The Tax Policy Center also has plenty of prominent Republicans in its ranks. Two of TPC’s fellows are former Congressional Budget Office directors who served under Republican presidents ― Donald Marron (under George W. Bush) and Rudy Penner (under Ronald Reagan). And N. Gregory Mankiw, a Harvard economics professor who is on the TPC board, served as the chairman of George W. Bush’s Council of Economic Advisers.

The Tax Policy Center may get its left-leaning reputation because it’s a joint venture of the Brookings Institution and the Urban Institute, two respected think tanks that are also (perhaps unfairly) seen as left-leaning. But neither think tank is a bastion of ideology, and both are known for their policy-minded analysis ― as well as for having well-known Republicans serving in major positions.

As Ryan said, part of the problem may just be that TPC uses a distributional analysis, which divvies up the percentage benefit of tax changes among income groups. The percentages seem politically unfavorable to Republicans because the wealthiest Americans currently pay the most taxes by far, so when a piece of legislation lowers taxes across the board, the rich benefit the most.

But Democrats think this goes to a more fundamental problem with the Republican Party ― one that isn’t based on some intellectual argument over economic models.

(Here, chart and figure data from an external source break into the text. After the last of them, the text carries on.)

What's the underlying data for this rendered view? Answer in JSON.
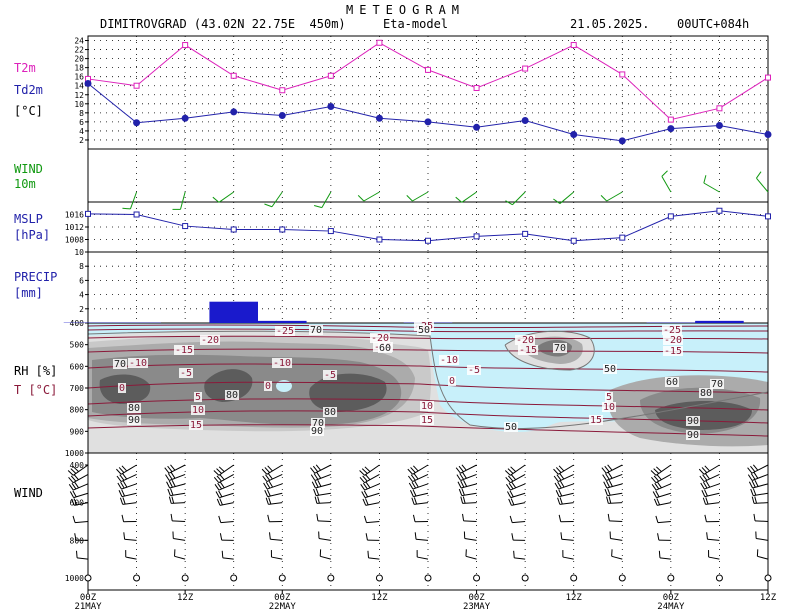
{
  "header": {
    "title": "METEOGRAM",
    "station": "DIMITROVGRAD (43.02N 22.75E  450m)",
    "model": "Eta-model",
    "date": "21.05.2025.",
    "run": "00UTC+084h"
  },
  "panel_labels": {
    "t2m": "T2m",
    "td2m": "Td2m",
    "t_unit": "[°C]",
    "wind": "WIND",
    "wind_level": "10m",
    "mslp": "MSLP",
    "mslp_unit": "[hPa]",
    "precip": "PRECIP",
    "precip_unit": "[mm]",
    "rh": "RH [%]",
    "t": "T [°C]",
    "upper_wind": "WIND"
  },
  "colors": {
    "t2m": "#dd22bb",
    "td2m": "#2222aa",
    "wind10m": "#119911",
    "mslp": "#2222aa",
    "precip": "#1a1acc",
    "temp_contour": "#8a1a3a",
    "moist_bg": "#c8f0fa"
  },
  "chart_data": [
    {
      "type": "line",
      "panel": "temperature",
      "x": [
        "00Z 21MAY",
        "06Z",
        "12Z",
        "18Z",
        "00Z 22MAY",
        "06Z",
        "12Z",
        "18Z",
        "00Z 23MAY",
        "06Z",
        "12Z",
        "18Z",
        "00Z 24MAY",
        "06Z",
        "12Z"
      ],
      "series": [
        {
          "name": "T2m",
          "values": [
            15.5,
            14,
            23,
            16.2,
            13,
            16.2,
            23.5,
            17.5,
            13.5,
            17.8,
            23,
            16.5,
            6.5,
            9,
            15.8
          ]
        },
        {
          "name": "Td2m",
          "values": [
            14.5,
            5.8,
            6.8,
            8.2,
            7.4,
            9.4,
            6.8,
            6,
            4.8,
            6.3,
            3.2,
            1.8,
            4.5,
            5.2,
            3.2
          ]
        }
      ],
      "ylim": [
        0,
        25
      ],
      "yticks": [
        2,
        4,
        6,
        8,
        10,
        12,
        14,
        16,
        18,
        20,
        22,
        24
      ]
    },
    {
      "type": "barbs",
      "panel": "wind10m",
      "x": [
        "00Z 21MAY",
        "06Z",
        "12Z",
        "18Z",
        "00Z 22MAY",
        "06Z",
        "12Z",
        "18Z",
        "00Z 23MAY",
        "06Z",
        "12Z",
        "18Z",
        "00Z 24MAY",
        "06Z",
        "12Z"
      ],
      "speed_kt": [
        0,
        10,
        10,
        10,
        10,
        10,
        10,
        10,
        10,
        10,
        10,
        10,
        10,
        10,
        10
      ],
      "direction_deg": [
        0,
        200,
        195,
        235,
        215,
        210,
        240,
        240,
        235,
        225,
        230,
        240,
        330,
        300,
        320
      ]
    },
    {
      "type": "line",
      "panel": "mslp",
      "x": [
        "00Z 21MAY",
        "06Z",
        "12Z",
        "18Z",
        "00Z 22MAY",
        "06Z",
        "12Z",
        "18Z",
        "00Z 23MAY",
        "06Z",
        "12Z",
        "18Z",
        "00Z 24MAY",
        "06Z",
        "12Z"
      ],
      "series": [
        {
          "name": "MSLP",
          "values": [
            1016.2,
            1016,
            1012.3,
            1011.2,
            1011.2,
            1010.7,
            1008,
            1007.6,
            1009,
            1009.8,
            1007.6,
            1008.6,
            1015.4,
            1017.2,
            1015.4
          ]
        }
      ],
      "ylim": [
        1004,
        1020
      ],
      "yticks": [
        1008,
        1012,
        1016
      ]
    },
    {
      "type": "bar",
      "panel": "precip",
      "x": [
        "00Z 21MAY",
        "06Z",
        "12Z",
        "18Z",
        "00Z 22MAY",
        "06Z",
        "12Z",
        "18Z",
        "00Z 23MAY",
        "06Z",
        "12Z",
        "18Z",
        "00Z 24MAY",
        "06Z",
        "12Z"
      ],
      "values": [
        0.05,
        0.05,
        0,
        3,
        0.3,
        0,
        0,
        0.05,
        0,
        0,
        0,
        0,
        0.05,
        0.3,
        0
      ],
      "ylim": [
        0,
        10
      ],
      "yticks": [
        2,
        4,
        6,
        8,
        10
      ]
    },
    {
      "type": "heatmap",
      "panel": "rh_temperature_cross_section",
      "yticks": [
        400,
        500,
        600,
        700,
        800,
        900,
        1000
      ],
      "rh_labels": [
        "50",
        "60",
        "70",
        "80",
        "90"
      ],
      "temperature_labels": [
        "-25",
        "-20",
        "-15",
        "-10",
        "-5",
        "0",
        "5",
        "10",
        "15"
      ]
    },
    {
      "type": "barbs",
      "panel": "upper_wind",
      "levels_hpa": [
        400,
        500,
        600,
        700,
        800,
        900,
        1000
      ],
      "yticks": [
        400,
        600,
        800,
        1000
      ]
    }
  ],
  "axis": {
    "ticks": [
      "00Z",
      "12Z",
      "00Z",
      "12Z",
      "00Z",
      "12Z",
      "00Z",
      "12Z"
    ],
    "dates": [
      "21MAY",
      "22MAY",
      "23MAY",
      "24MAY"
    ]
  },
  "contour_labels": [
    {
      "text": "-25",
      "kind": "t"
    },
    {
      "text": "-25",
      "kind": "t"
    },
    {
      "text": "-25",
      "kind": "t"
    },
    {
      "text": "-20",
      "kind": "t"
    },
    {
      "text": "-20",
      "kind": "t"
    },
    {
      "text": "-20",
      "kind": "t"
    },
    {
      "text": "-20",
      "kind": "t"
    },
    {
      "text": "-15",
      "kind": "t"
    },
    {
      "text": "-15",
      "kind": "t"
    },
    {
      "text": "-15",
      "kind": "t"
    },
    {
      "text": "-15",
      "kind": "t"
    },
    {
      "text": "-10",
      "kind": "t"
    },
    {
      "text": "-10",
      "kind": "t"
    },
    {
      "text": "-10",
      "kind": "t"
    },
    {
      "text": "-5",
      "kind": "t"
    },
    {
      "text": "-5",
      "kind": "t"
    },
    {
      "text": "-5",
      "kind": "t"
    },
    {
      "text": "0",
      "kind": "t"
    },
    {
      "text": "0",
      "kind": "t"
    },
    {
      "text": "0",
      "kind": "t"
    },
    {
      "text": "5",
      "kind": "t"
    },
    {
      "text": "5",
      "kind": "t"
    },
    {
      "text": "10",
      "kind": "t"
    },
    {
      "text": "10",
      "kind": "t"
    },
    {
      "text": "10",
      "kind": "t"
    },
    {
      "text": "15",
      "kind": "t"
    },
    {
      "text": "15",
      "kind": "t"
    },
    {
      "text": "15",
      "kind": "t"
    },
    {
      "text": "50",
      "kind": "rh"
    },
    {
      "text": "50",
      "kind": "rh"
    },
    {
      "text": "50",
      "kind": "rh"
    },
    {
      "text": "60",
      "kind": "rh"
    },
    {
      "text": "60",
      "kind": "rh"
    },
    {
      "text": "70",
      "kind": "rh"
    },
    {
      "text": "70",
      "kind": "rh"
    },
    {
      "text": "70",
      "kind": "rh"
    },
    {
      "text": "70",
      "kind": "rh"
    },
    {
      "text": "70",
      "kind": "rh"
    },
    {
      "text": "80",
      "kind": "rh"
    },
    {
      "text": "80",
      "kind": "rh"
    },
    {
      "text": "80",
      "kind": "rh"
    },
    {
      "text": "80",
      "kind": "rh"
    },
    {
      "text": "90",
      "kind": "rh"
    },
    {
      "text": "90",
      "kind": "rh"
    },
    {
      "text": "90",
      "kind": "rh"
    },
    {
      "text": "90",
      "kind": "rh"
    }
  ]
}
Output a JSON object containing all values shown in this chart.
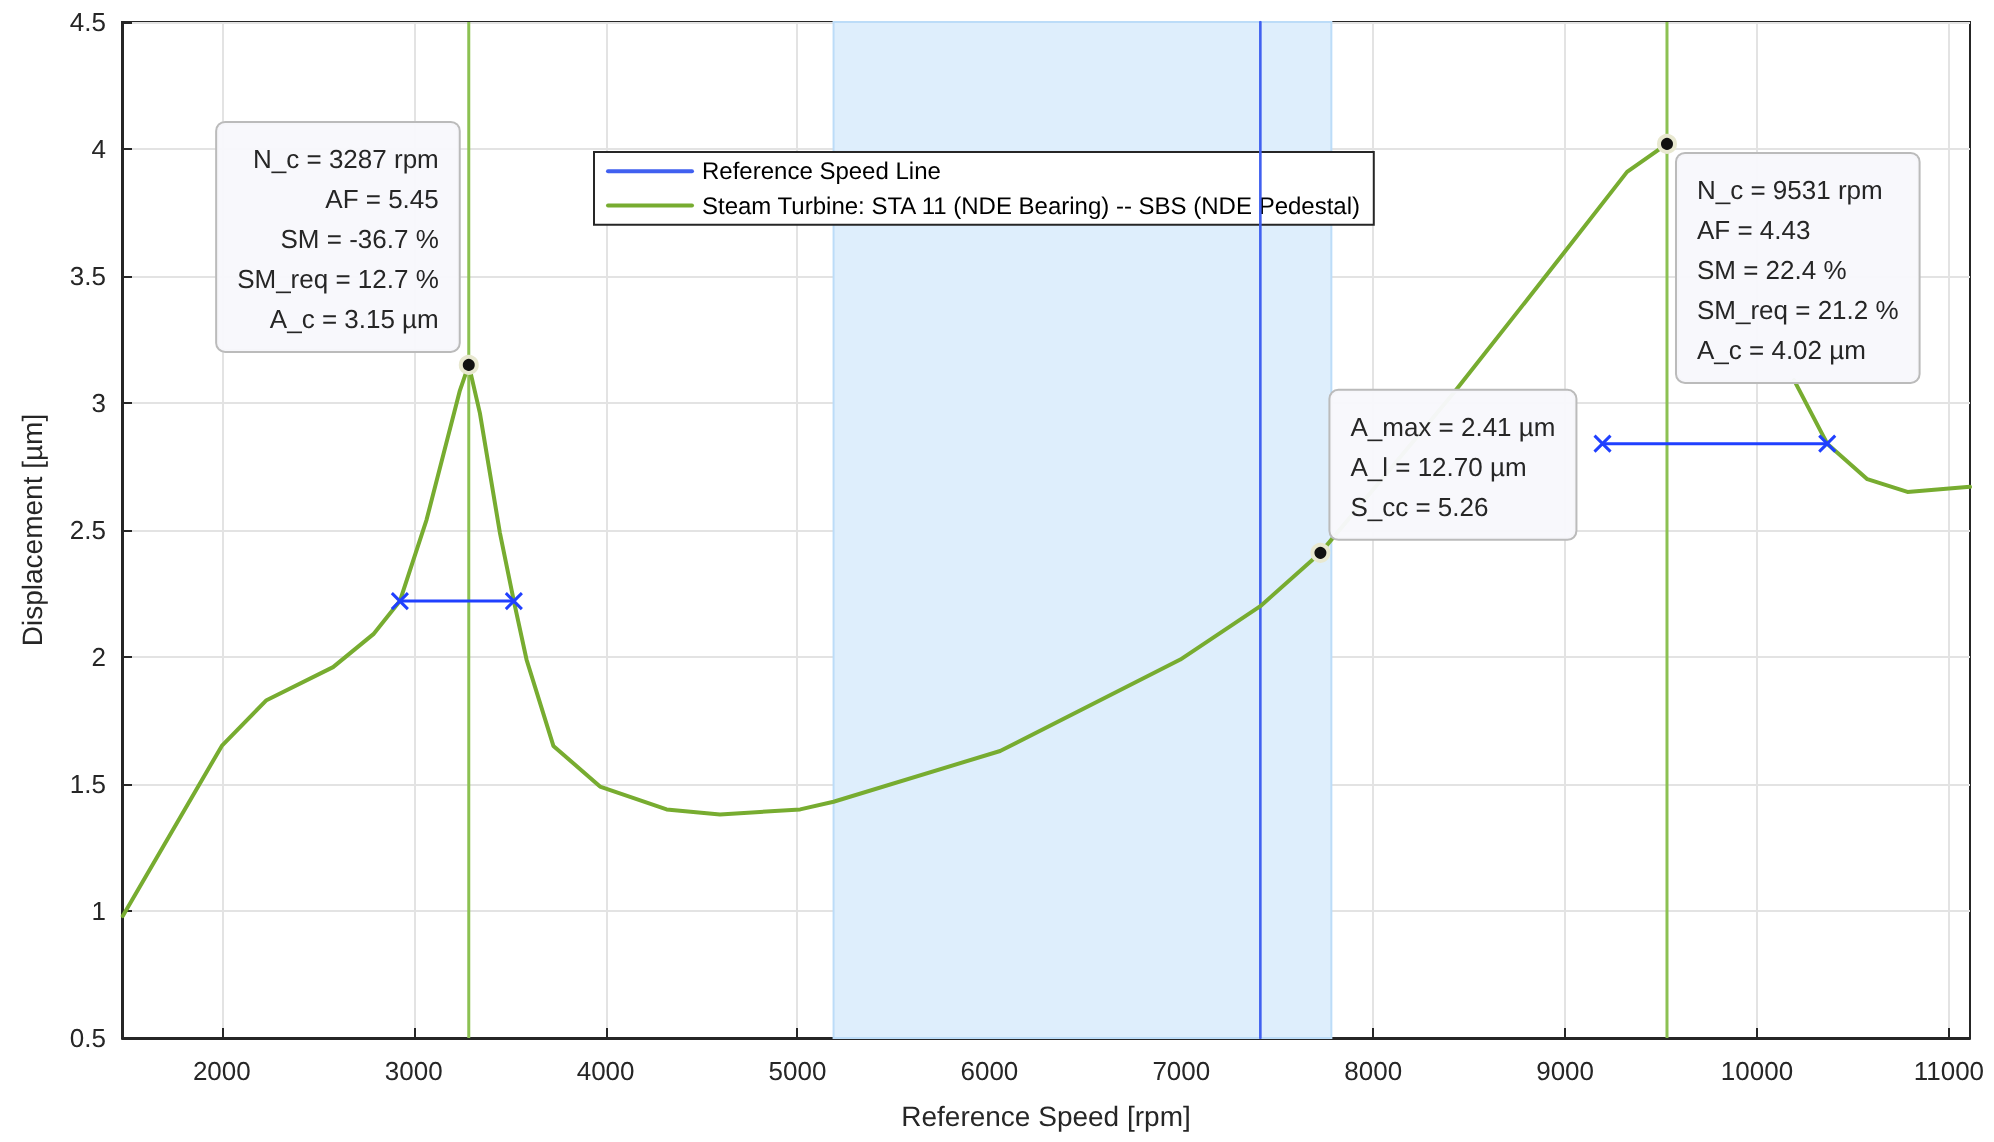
{
  "chart_data": {
    "type": "line",
    "xlabel": "Reference Speed [rpm]",
    "ylabel": "Displacement [µm]",
    "xlim": [
      1480,
      11110
    ],
    "xticks": [
      2000,
      3000,
      4000,
      5000,
      6000,
      7000,
      8000,
      9000,
      10000,
      11000
    ],
    "ylim": [
      0.5,
      4.5
    ],
    "yticks": [
      0.5,
      1,
      1.5,
      2,
      2.5,
      3,
      3.5,
      4,
      4.5
    ],
    "grid": true,
    "legend": "top",
    "marker": "none",
    "line_style": "solid",
    "series": [
      {
        "name": "Reference Speed Line",
        "color": "#4060f0",
        "x": [
          7412,
          7412
        ],
        "values": [
          0.5,
          4.5
        ]
      },
      {
        "name": "Steam Turbine: STA 11 (NDE Bearing) -- SBS (NDE Pedestal)",
        "color": "#77ac30",
        "x": [
          1484,
          2000,
          2233,
          2580,
          2790,
          2928,
          3067,
          3241,
          3287,
          3345,
          3449,
          3522,
          3588,
          3728,
          3971,
          4318,
          4596,
          5014,
          5188,
          6056,
          6995,
          7412,
          7725,
          8420,
          8941,
          9323,
          9531,
          9700,
          9900,
          10193,
          10366,
          10575,
          10784,
          11110
        ],
        "values": [
          0.98,
          1.65,
          1.83,
          1.96,
          2.09,
          2.22,
          2.54,
          3.05,
          3.15,
          2.96,
          2.49,
          2.22,
          1.99,
          1.65,
          1.49,
          1.4,
          1.38,
          1.4,
          1.43,
          1.63,
          1.99,
          2.2,
          2.41,
          3.04,
          3.54,
          3.91,
          4.02,
          null,
          null,
          3.09,
          2.84,
          2.7,
          2.65,
          2.67
        ]
      },
      {
        "color": "#2040ff",
        "marker": "cross",
        "x": [
          2928,
          3522
        ],
        "values": [
          2.22,
          2.22
        ]
      },
      {
        "color": "#2040ff",
        "marker": "cross",
        "x": [
          9195,
          10366
        ],
        "values": [
          2.84,
          2.84
        ]
      }
    ],
    "ref_lines": [
      {
        "axis": "x",
        "value": 3287,
        "color": "#8cc152"
      },
      {
        "axis": "x",
        "value": 9531,
        "color": "#8cc152"
      }
    ],
    "bands": [
      {
        "axis": "x",
        "from": 5188,
        "to": 7782,
        "color": "#deeefc"
      }
    ],
    "annotations": [
      {
        "text": "N_c = 3287 rpm\nAF = 5.45\nSM = -36.7 %\nSM_req = 12.7 %\nA_c = 3.15 µm",
        "x": 3287,
        "y": 3.15
      },
      {
        "text": "N_c = 9531 rpm\nAF = 4.43\nSM = 22.4 %\nSM_req = 21.2 %\nA_c = 4.02 µm",
        "x": 9531,
        "y": 4.02
      },
      {
        "text": "A_max = 2.41 µm\nA_l = 12.70 µm\nS_cc = 5.26",
        "x": 7725,
        "y": 2.41
      }
    ]
  }
}
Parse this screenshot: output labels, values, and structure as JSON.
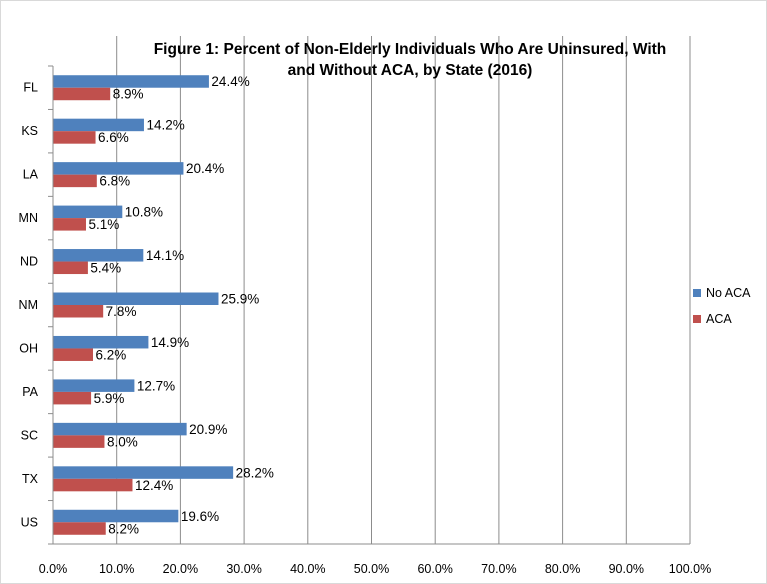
{
  "chart_data": {
    "type": "bar",
    "orientation": "horizontal",
    "title_lines": [
      "Figure 1:  Percent of Non-Elderly Individuals Who Are Uninsured, With",
      "and Without ACA, by State (2016)"
    ],
    "categories": [
      "FL",
      "KS",
      "LA",
      "MN",
      "ND",
      "NM",
      "OH",
      "PA",
      "SC",
      "TX",
      "US"
    ],
    "series": [
      {
        "name": "No ACA",
        "color": "#4F81BD",
        "values": [
          24.4,
          14.2,
          20.4,
          10.8,
          14.1,
          25.9,
          14.9,
          12.7,
          20.9,
          28.2,
          19.6
        ],
        "labels": [
          "24.4%",
          "14.2%",
          "20.4%",
          "10.8%",
          "14.1%",
          "25.9%",
          "14.9%",
          "12.7%",
          "20.9%",
          "28.2%",
          "19.6%"
        ]
      },
      {
        "name": "ACA",
        "color": "#C0504D",
        "values": [
          8.9,
          6.6,
          6.8,
          5.1,
          5.4,
          7.8,
          6.2,
          5.9,
          8.0,
          12.4,
          8.2
        ],
        "labels": [
          "8.9%",
          "6.6%",
          "6.8%",
          "5.1%",
          "5.4%",
          "7.8%",
          "6.2%",
          "5.9%",
          "8.0%",
          "12.4%",
          "8.2%"
        ]
      }
    ],
    "xlim": [
      0,
      100
    ],
    "xticks": [
      0,
      10,
      20,
      30,
      40,
      50,
      60,
      70,
      80,
      90,
      100
    ],
    "xtick_labels": [
      "0.0%",
      "10.0%",
      "20.0%",
      "30.0%",
      "40.0%",
      "50.0%",
      "60.0%",
      "70.0%",
      "80.0%",
      "90.0%",
      "100.0%"
    ],
    "grid": "vertical",
    "legend": "right"
  }
}
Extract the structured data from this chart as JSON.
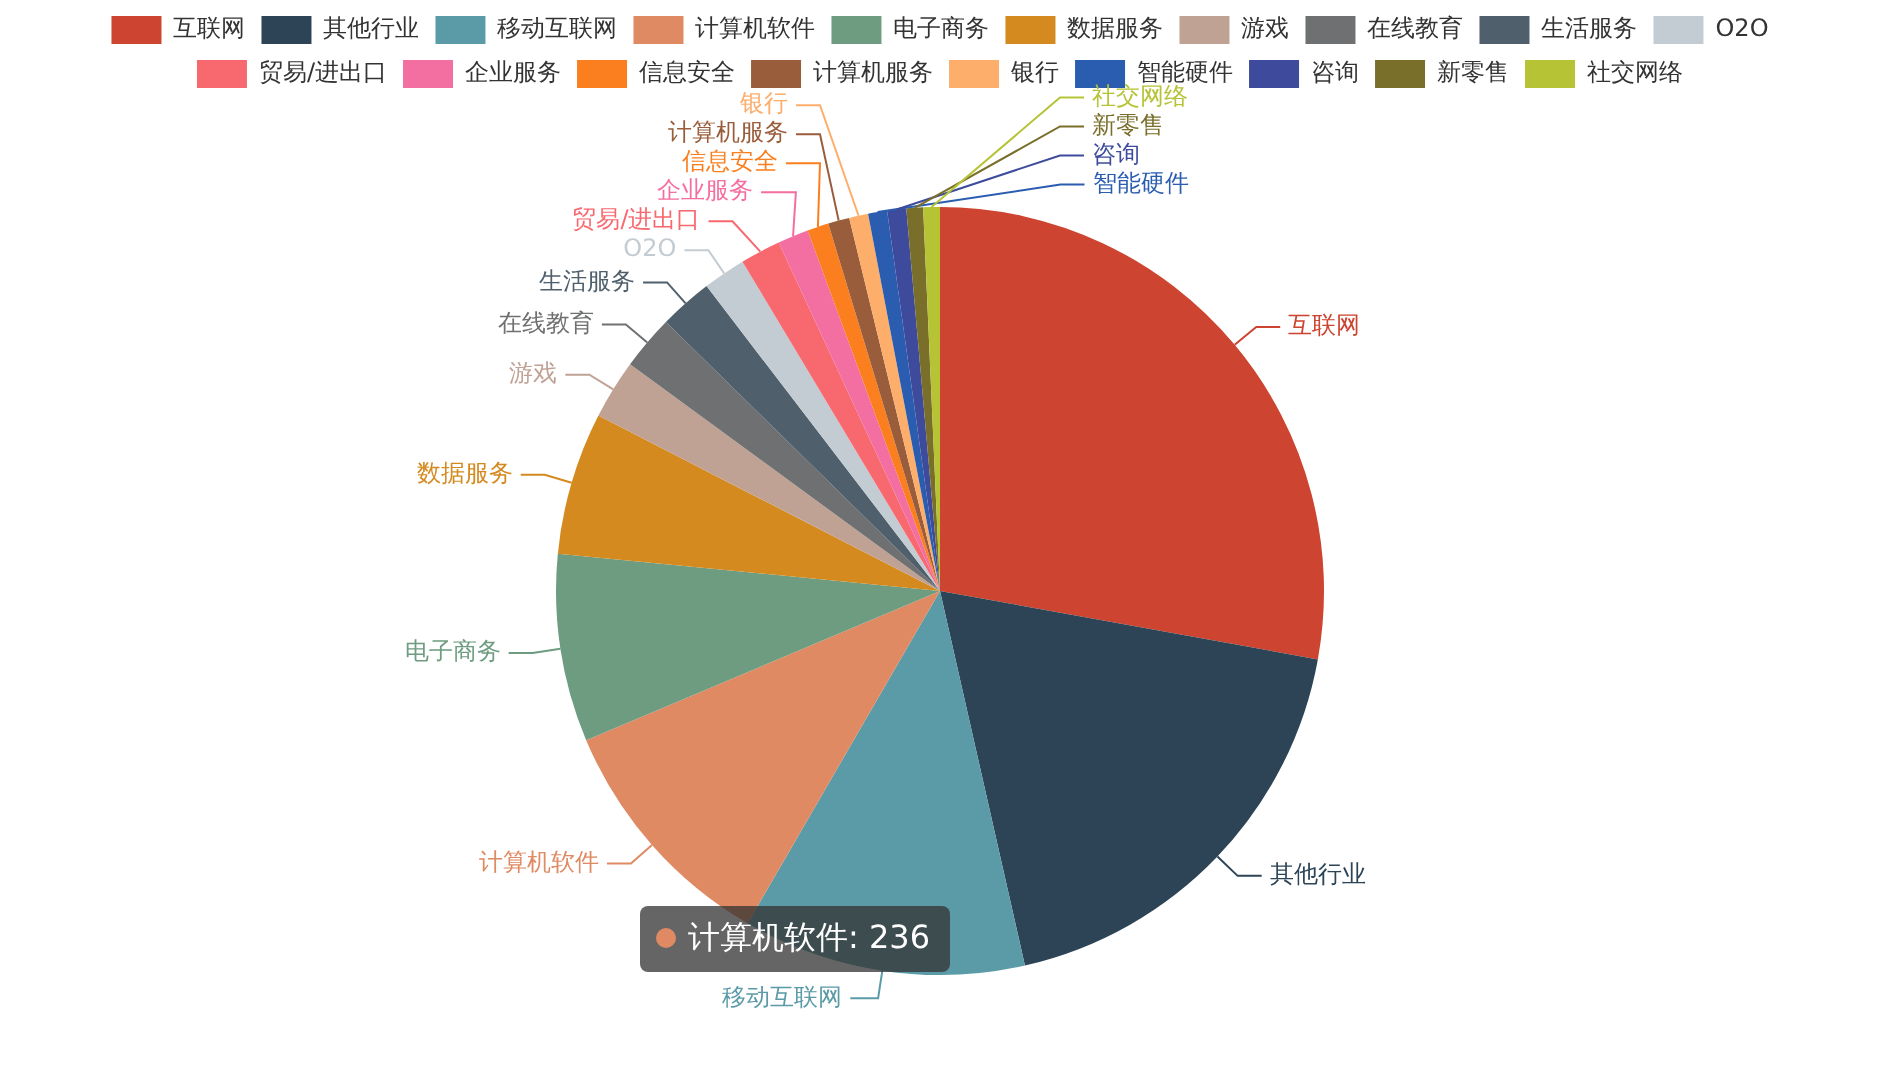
{
  "chart_data": {
    "type": "pie",
    "legend": "top",
    "categories": [
      "互联网",
      "其他行业",
      "移动互联网",
      "计算机软件",
      "电子商务",
      "数据服务",
      "游戏",
      "在线教育",
      "生活服务",
      "O2O",
      "贸易/进出口",
      "企业服务",
      "信息安全",
      "计算机服务",
      "银行",
      "智能硬件",
      "咨询",
      "新零售",
      "社交网络"
    ],
    "values": [
      27.85,
      18.6,
      11.9,
      10.3,
      7.9,
      6.0,
      2.5,
      2.3,
      2.25,
      1.8,
      1.7,
      1.3,
      0.9,
      0.9,
      0.8,
      0.8,
      0.8,
      0.7,
      0.7
    ],
    "colors": [
      "#cd4430",
      "#2d4456",
      "#5b9ba8",
      "#e08a63",
      "#6e9c80",
      "#d48a1f",
      "#c0a295",
      "#6f7072",
      "#4f5f6c",
      "#c4ccd3",
      "#f8686f",
      "#f46fa1",
      "#fc7f1f",
      "#9a5d3b",
      "#fdae6b",
      "#2a5db0",
      "#3e4b9c",
      "#7a6f2a",
      "#b5c334"
    ],
    "annotations": [
      "计算机软件: 236"
    ]
  }
}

“A very nasty, bad habit of Donald Trump has now infected the Republicans, which is, anyone who disagrees with you, attack ad hominem,” Senate Minority Leader Chuck Schumer (D-N.Y.) told HuffPost on Tuesday when asked about Republicans deriding TPC. “It’s not what America is about, it’s not what the Founding Fathers wanted us to do. It’s become an overwhelming tendency in their party.”

Like TPC, the Joint Committee on Taxation has found that not everybody would benefit from Republicans’ proposed changes to the tax code. The committee has reported that, under the legislation, nearly 20 percent of households would face higher taxes a decade from now.

But Republicans say nearly everyone will benefit from their plan ― you just need to trust them. That’s what Rep. Dave Brat (R-Va.), a former economist, told HuffPost, even though he wasn’t sure what he was supposed to think of TPC.

“I get them all confused,” Brat said, in an extremely relatable moment. “Too many acronyms.”

Amanda Terkel contributed reporting.

This article has been updated to include Schumer’s comments.